Come on in, the lithium’s great

3 minute read

Here’s the latest candidate for an exposure in pregnancy that causes autism.

Is there autism in the water?

Danish researchers, noting the increase in the incidence of autism spectrum disorder (ASD) over the past few decades, decided to test if prenatal exposure to lithium in drinking water had increased the chances of babies developing ASD.

They didn’t pick lithium by closing their eyes and stabbing at the periodic table: maternal therapeutic use of the metal has, they say, been associated with adverse birth outcomes and lithium does act on a signalling pathway involved in neurodevelopment.

The research, published in JAMA Paediatrics, is accompanied by an editorial, which points out that it’s not the first time chemicals in the environment have been linked to ASD, citing air pollution, pesticides, metals and phthalates as possible aggravators.

The researchers analysed data from participants in the Danish Medical Birth Registry who were diagnosed with ASD and born from 2000 through 2013, identifying 8842 eligible children. They were compared with 43,864 control participants matched by birth year and sex. The data were analysed from March 2021 through November 2022.

Geocoded maternal residential addresses during pregnancy were linked to lithium level (range, 0.6-30.7 micrograms per litre) in drinking water estimated based on 151 waterworks measurements of lithium across all regions in Denmark.

They found every interquartile range increase in exposure was associated with higher odds of the disorder in offspring, with an odds ratio of 1.23.

“The associations were unchanged when adjusting for air pollution exposures and no differences were apparent in stratified analyses,” they wrote.

The authors cautiously concluded that “naturally occurring lithium in drinking water may be a novel environmental risk factor for ASD development that requires further scrutiny”.

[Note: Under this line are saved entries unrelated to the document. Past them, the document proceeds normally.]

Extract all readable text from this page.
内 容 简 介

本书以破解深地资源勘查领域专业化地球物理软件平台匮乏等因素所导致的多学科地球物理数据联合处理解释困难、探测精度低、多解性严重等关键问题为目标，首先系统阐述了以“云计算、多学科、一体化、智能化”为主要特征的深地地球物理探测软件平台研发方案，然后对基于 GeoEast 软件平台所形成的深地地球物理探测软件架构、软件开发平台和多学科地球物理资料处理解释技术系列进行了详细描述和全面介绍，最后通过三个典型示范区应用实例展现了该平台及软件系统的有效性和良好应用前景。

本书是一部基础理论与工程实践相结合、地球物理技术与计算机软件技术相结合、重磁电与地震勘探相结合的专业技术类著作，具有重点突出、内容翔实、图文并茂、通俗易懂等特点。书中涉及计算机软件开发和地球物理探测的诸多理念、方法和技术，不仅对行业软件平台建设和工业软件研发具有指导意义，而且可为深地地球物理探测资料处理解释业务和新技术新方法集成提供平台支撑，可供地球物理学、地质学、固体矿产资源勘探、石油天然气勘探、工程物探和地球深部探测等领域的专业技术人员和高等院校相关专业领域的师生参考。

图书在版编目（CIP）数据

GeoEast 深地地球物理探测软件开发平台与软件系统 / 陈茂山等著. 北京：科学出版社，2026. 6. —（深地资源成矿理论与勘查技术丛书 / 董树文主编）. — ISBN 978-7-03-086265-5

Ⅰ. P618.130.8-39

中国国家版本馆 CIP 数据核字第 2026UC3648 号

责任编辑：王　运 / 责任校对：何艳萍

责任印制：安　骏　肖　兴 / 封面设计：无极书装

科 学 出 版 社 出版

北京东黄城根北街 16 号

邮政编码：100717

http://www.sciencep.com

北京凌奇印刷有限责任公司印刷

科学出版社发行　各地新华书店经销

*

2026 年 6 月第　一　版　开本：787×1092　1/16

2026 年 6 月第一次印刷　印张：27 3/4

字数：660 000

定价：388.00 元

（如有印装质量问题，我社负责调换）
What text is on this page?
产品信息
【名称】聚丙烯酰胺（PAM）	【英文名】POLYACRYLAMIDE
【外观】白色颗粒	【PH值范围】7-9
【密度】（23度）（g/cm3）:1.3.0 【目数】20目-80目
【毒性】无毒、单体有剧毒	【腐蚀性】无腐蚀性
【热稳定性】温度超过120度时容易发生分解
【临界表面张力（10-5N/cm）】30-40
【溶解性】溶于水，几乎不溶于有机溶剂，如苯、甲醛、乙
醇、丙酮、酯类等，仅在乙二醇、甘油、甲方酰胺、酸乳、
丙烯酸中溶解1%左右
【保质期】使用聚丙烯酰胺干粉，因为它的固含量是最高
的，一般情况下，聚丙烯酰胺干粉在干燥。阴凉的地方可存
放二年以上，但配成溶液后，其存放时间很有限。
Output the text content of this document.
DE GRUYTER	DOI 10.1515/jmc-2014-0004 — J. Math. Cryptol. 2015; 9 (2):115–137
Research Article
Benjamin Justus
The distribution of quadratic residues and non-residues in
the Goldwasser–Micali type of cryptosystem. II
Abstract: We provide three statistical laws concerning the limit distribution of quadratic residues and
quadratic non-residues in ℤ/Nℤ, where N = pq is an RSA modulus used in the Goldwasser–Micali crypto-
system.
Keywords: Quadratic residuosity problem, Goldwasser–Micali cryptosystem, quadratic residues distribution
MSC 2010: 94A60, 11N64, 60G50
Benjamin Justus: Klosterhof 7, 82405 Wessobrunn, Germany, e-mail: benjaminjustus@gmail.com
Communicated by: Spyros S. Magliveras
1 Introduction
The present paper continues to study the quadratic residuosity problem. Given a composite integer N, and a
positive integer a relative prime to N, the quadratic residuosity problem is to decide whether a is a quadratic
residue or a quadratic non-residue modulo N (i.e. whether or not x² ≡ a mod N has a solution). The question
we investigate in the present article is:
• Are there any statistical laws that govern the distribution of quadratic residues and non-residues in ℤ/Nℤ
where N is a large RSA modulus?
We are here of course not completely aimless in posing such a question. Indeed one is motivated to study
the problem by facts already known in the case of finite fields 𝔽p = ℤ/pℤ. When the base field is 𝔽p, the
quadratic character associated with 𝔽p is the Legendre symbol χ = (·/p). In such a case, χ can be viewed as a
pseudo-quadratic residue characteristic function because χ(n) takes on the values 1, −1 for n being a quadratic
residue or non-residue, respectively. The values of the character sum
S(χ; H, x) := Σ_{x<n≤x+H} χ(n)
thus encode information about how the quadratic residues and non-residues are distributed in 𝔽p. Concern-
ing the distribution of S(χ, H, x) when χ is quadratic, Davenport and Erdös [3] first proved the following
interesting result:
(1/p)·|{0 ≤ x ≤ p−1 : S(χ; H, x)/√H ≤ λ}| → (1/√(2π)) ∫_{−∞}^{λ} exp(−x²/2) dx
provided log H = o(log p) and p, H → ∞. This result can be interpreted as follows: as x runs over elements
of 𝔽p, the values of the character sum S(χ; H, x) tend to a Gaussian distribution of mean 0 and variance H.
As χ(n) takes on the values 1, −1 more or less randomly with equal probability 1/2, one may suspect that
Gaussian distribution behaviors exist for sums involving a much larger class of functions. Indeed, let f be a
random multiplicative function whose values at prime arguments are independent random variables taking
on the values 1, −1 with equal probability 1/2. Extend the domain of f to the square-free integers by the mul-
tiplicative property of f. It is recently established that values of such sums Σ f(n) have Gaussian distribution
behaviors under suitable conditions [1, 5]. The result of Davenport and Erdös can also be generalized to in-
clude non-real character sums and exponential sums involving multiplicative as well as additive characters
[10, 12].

But for me, all this prompts the question: is pregnancy the critical moment when it comes to ASD risk?

As the editorial author David Bellinger wrote: “Children presumably consumed the same water throughout childhood as their mothers had during pregnancy, so any effect of lithium in water on ASD risk could be the result of cumulative exposure in the entire period prior to diagnosis and not just exposure during pregnancy. Also, if lithium concentrations in water have remained stable over decades, it is unlikely that lithium exposure has contributed to the recent rapid increase in ASD incidence.”

Lithium in water has also been linked to health benefits – “specifically reductions in rates of hospitalization for psychiatric disorders and suicide”, somewhat unsurprisingly given what we prescribe lithium for.

ASD is a complex set of symptoms. There is nothing to suggest that causes, associations, pathways and mechanisms associated with it won’t be equally complex.

As Dr Bellinger writes in conclusion:

“Until the basic biology of ASD is better understood, it will be difficult to distinguish causal from spurious associations.”